At present, the risk factors of cervical lymph node metastasis (LNM) in papillary thyroid carcinoma (PTC) are still controversial. This study was aimed to investigate the risk factors of various types of LNM in PTC with tumor diameter>1 cm. The clinical data of 2216 PTC patients were retrospectively analyzed. Univariate and multivariate logistic regression models were used to analyze the risk factors of LNM. In addition, the receiver operator characteristic (ROC) curve was used to find the best cut-off value of CLNM for predicting LLNM. Finally, the independent risk factors of LLNM were used to construct the prediction of LLNM nomogram.

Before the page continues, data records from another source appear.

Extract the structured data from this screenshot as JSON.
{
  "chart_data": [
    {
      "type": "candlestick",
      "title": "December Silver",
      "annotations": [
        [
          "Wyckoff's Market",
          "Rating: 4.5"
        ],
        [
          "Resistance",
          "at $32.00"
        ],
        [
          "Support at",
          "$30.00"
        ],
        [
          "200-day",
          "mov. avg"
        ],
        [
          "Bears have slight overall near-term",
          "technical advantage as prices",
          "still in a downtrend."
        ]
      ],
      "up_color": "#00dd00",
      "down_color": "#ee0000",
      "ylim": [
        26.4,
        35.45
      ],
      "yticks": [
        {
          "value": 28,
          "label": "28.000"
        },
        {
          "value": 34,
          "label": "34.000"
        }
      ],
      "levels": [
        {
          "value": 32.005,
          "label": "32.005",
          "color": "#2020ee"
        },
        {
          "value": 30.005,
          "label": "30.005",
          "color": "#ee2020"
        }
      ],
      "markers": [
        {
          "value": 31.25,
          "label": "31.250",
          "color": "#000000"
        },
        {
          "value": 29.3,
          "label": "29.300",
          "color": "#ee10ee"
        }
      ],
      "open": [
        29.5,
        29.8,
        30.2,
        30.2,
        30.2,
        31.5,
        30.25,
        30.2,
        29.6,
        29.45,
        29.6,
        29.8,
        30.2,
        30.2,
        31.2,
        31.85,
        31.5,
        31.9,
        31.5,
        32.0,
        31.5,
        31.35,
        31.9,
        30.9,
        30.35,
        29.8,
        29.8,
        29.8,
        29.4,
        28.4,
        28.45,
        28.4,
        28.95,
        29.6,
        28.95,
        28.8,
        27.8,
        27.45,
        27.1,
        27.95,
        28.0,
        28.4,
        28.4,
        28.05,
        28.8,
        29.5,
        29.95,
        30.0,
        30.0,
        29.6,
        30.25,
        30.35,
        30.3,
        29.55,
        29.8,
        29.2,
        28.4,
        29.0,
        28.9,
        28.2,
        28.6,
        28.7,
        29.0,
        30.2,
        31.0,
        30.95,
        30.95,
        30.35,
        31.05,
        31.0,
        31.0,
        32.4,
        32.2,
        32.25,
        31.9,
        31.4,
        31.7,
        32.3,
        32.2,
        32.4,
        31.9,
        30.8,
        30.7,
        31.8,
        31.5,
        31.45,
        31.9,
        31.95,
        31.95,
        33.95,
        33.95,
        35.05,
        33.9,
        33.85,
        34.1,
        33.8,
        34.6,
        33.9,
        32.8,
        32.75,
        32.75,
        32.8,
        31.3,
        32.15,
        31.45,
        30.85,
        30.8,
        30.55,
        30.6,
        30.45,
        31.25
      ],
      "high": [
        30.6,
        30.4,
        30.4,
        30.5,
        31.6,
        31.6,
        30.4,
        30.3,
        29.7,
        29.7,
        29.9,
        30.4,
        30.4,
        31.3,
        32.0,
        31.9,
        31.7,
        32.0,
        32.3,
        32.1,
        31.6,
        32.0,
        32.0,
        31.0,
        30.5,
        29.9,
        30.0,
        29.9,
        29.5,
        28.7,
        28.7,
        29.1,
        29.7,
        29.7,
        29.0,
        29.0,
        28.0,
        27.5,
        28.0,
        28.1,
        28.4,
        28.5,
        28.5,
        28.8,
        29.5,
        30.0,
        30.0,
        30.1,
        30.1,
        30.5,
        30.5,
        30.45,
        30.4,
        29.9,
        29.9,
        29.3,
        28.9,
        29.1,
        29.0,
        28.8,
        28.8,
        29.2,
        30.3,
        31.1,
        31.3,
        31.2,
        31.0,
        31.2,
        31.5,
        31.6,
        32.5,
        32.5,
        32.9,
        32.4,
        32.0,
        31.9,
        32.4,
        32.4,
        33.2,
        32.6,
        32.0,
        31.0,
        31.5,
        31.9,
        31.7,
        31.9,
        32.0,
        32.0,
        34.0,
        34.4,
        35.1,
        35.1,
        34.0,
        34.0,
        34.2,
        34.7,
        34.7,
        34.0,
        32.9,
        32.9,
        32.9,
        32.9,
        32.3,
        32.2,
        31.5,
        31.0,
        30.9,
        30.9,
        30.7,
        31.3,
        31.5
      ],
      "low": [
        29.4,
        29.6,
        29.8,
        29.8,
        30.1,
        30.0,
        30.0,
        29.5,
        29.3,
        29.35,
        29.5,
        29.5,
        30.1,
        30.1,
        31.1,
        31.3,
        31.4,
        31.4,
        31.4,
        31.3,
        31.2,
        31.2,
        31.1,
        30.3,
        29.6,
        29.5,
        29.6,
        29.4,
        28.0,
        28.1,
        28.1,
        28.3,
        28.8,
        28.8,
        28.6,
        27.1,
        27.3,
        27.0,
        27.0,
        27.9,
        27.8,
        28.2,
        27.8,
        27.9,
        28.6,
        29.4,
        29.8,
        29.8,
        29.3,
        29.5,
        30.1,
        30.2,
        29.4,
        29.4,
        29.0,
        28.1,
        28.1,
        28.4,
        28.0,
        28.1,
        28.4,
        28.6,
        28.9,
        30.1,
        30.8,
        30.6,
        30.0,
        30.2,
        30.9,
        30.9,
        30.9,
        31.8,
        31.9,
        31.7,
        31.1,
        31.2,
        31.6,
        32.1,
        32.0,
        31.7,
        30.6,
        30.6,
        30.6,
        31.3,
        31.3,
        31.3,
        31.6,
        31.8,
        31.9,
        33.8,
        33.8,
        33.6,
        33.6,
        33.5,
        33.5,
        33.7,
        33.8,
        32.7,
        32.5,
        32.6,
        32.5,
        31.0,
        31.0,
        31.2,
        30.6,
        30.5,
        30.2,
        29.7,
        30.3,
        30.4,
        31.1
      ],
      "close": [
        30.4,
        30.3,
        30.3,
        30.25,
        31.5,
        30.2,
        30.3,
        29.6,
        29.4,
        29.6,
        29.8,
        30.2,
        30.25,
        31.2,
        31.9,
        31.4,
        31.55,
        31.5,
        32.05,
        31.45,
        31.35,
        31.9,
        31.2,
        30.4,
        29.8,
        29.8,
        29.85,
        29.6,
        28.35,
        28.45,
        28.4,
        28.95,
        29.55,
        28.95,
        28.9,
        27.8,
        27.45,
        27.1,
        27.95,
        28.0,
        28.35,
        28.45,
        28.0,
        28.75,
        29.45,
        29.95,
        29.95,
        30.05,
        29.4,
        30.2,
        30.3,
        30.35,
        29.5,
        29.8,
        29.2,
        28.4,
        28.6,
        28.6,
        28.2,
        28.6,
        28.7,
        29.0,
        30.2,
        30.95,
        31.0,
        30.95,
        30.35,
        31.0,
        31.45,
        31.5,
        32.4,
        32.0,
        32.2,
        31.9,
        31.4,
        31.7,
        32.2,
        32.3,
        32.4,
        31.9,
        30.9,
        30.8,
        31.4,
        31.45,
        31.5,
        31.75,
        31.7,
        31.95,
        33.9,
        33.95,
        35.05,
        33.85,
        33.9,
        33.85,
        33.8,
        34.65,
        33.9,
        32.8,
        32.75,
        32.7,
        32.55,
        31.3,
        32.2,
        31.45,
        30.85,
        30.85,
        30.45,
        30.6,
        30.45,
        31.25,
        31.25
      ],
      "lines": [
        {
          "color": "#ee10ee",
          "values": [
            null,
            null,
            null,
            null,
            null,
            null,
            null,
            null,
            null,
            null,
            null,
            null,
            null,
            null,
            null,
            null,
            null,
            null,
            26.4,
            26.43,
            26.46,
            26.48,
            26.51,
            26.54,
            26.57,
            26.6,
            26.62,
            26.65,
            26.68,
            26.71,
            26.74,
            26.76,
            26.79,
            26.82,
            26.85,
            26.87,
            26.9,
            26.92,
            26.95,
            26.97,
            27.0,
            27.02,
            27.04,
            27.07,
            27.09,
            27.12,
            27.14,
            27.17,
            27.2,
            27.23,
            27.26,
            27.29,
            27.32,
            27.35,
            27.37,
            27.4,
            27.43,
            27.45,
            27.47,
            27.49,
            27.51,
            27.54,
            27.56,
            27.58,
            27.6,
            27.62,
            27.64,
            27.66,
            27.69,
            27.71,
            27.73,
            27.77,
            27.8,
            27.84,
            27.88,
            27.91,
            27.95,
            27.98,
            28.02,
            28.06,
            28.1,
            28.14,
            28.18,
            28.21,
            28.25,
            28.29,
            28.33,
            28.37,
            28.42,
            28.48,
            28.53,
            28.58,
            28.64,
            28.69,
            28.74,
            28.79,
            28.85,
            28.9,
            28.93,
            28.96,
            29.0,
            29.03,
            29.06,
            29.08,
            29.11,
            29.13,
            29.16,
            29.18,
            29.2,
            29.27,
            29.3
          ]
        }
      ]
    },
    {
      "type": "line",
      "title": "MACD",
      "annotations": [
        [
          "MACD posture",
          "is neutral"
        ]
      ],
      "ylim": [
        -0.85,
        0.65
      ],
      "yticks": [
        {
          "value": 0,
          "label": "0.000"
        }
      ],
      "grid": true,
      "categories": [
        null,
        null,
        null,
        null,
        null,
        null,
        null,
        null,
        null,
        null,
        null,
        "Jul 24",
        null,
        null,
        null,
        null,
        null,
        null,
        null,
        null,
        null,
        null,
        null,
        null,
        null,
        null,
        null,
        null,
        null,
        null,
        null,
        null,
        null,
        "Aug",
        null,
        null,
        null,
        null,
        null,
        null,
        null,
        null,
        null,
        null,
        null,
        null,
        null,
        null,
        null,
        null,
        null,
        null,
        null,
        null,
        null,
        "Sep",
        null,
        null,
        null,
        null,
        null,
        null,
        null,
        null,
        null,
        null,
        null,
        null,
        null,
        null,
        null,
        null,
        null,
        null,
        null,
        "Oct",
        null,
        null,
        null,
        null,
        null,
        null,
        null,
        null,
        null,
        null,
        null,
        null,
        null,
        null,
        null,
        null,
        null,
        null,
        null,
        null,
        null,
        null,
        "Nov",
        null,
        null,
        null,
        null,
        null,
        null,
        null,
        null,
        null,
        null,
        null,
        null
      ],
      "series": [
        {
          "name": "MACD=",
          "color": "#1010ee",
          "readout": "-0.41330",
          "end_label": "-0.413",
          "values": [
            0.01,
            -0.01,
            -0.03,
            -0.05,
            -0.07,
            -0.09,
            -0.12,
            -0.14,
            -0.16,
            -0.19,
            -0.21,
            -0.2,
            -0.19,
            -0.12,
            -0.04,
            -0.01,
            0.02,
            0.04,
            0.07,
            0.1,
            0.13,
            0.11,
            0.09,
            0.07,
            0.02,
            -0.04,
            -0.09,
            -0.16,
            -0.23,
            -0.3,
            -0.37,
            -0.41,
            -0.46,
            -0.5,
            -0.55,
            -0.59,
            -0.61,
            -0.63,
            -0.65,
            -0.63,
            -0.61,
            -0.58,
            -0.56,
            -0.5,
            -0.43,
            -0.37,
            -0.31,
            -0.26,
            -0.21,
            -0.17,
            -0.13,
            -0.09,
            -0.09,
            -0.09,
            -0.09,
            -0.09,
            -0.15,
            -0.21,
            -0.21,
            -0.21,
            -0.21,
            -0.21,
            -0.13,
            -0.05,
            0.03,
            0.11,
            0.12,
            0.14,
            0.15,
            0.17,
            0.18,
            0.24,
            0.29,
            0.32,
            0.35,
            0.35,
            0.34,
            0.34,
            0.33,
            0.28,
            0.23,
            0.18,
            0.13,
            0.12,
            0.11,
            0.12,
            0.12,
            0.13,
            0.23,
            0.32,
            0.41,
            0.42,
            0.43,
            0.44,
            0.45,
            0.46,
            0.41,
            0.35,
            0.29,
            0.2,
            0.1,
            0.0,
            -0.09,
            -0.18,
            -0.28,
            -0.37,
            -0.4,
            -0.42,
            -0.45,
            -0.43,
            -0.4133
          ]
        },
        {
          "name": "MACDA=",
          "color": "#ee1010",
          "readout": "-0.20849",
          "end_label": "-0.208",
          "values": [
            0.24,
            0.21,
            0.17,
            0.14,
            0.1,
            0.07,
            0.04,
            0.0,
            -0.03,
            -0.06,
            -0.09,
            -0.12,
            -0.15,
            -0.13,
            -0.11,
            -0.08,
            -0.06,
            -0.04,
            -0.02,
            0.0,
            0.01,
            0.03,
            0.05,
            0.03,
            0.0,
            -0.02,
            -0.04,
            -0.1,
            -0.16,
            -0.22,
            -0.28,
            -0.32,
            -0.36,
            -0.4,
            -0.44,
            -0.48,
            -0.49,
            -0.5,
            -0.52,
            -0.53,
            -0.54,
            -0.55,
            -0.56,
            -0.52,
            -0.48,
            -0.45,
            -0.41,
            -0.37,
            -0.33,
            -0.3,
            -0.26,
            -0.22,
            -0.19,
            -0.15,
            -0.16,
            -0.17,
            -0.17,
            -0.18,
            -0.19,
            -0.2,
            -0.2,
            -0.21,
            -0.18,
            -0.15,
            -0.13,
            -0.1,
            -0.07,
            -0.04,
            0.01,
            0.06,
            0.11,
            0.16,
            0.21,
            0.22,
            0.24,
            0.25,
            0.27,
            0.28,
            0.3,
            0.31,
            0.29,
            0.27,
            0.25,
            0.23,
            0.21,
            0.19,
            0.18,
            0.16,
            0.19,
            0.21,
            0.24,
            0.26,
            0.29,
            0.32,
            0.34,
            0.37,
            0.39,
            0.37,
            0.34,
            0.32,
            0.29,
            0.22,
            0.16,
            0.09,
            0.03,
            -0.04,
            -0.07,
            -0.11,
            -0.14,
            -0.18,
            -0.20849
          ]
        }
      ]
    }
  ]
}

Age≤55 years old, male, bilateral lobe tumors, ETE, 2-3 cm tumor diameters, and fasting plasma glucose (FPG) were independent risk factors for CLNM. The ROC curve showed that the best cut-off value was 2.5. Age, male, bilateral lobe tumors, tumor diameters≥2 cm and CLNM≥3 were significantly associated with LLNM , while CLNM=1 or 2 was a protective factor for LLNM. Only tumor diameters≥3 cm was significantly associated with skip LLNM. The nomogram model (C-index=0.745) can be used to predict LLNM in PTC patients and guide the clinical selection of appropriate treatment options. Patients with high risk factors should undergo prophylactic lymph node dissection. The nomogram we established has a good predictive ability for LLNM, and for high-risk groups, it is necessary to actively perform prophylactic lateral lymph node dissection.

摘要

目前,甲状腺乳头状癌(PTC)颈淋巴结转移(LNM)的危险因素仍存在争议。本研究旨在探讨肿瘤直径>1cm 的 PTC 中各种类型 LNM 的危险因素。回顾性分析了 2216 例 PTC 患者的临床资料。采用单因素和多因素 logistic 回归模型分析 LNM 的危险因素。此外,还使用受试者工作特征(ROC)曲线寻找预测侧颈淋巴结转移(LLNM)的 CLNM 的最佳截断值。最后,使用独立的 LLNM 危险因素构建预测 LLNM 的列线图。年龄≤55 岁、男性、双侧叶肿瘤、包膜外侵犯(ETE)、2-3cm 肿瘤直径和空腹血糖(FPG)是 CLNM 的独立危险因素。ROC 曲线显示最佳截断值为 2.5。年龄、男性、双侧叶肿瘤、肿瘤直径≥2cm 和 CLNM≥3 与 LLNM 显著相关,而 CLNM=1 或 2 是 LLNM 的保护因素。只有肿瘤直径≥3cm 与跳跃性 LLNM 显著相关。该列线图模型(C 指数=0.745)可用于预测 PTC 患者的 LLNM,并指导临床选择合适的治疗方案。高风险因素的患者应行预防性淋巴结清扫术。我们建立的列线图对 LLNM 具有良好的预测能力,对于高危人群,有必要积极进行预防性侧颈淋巴结清扫术。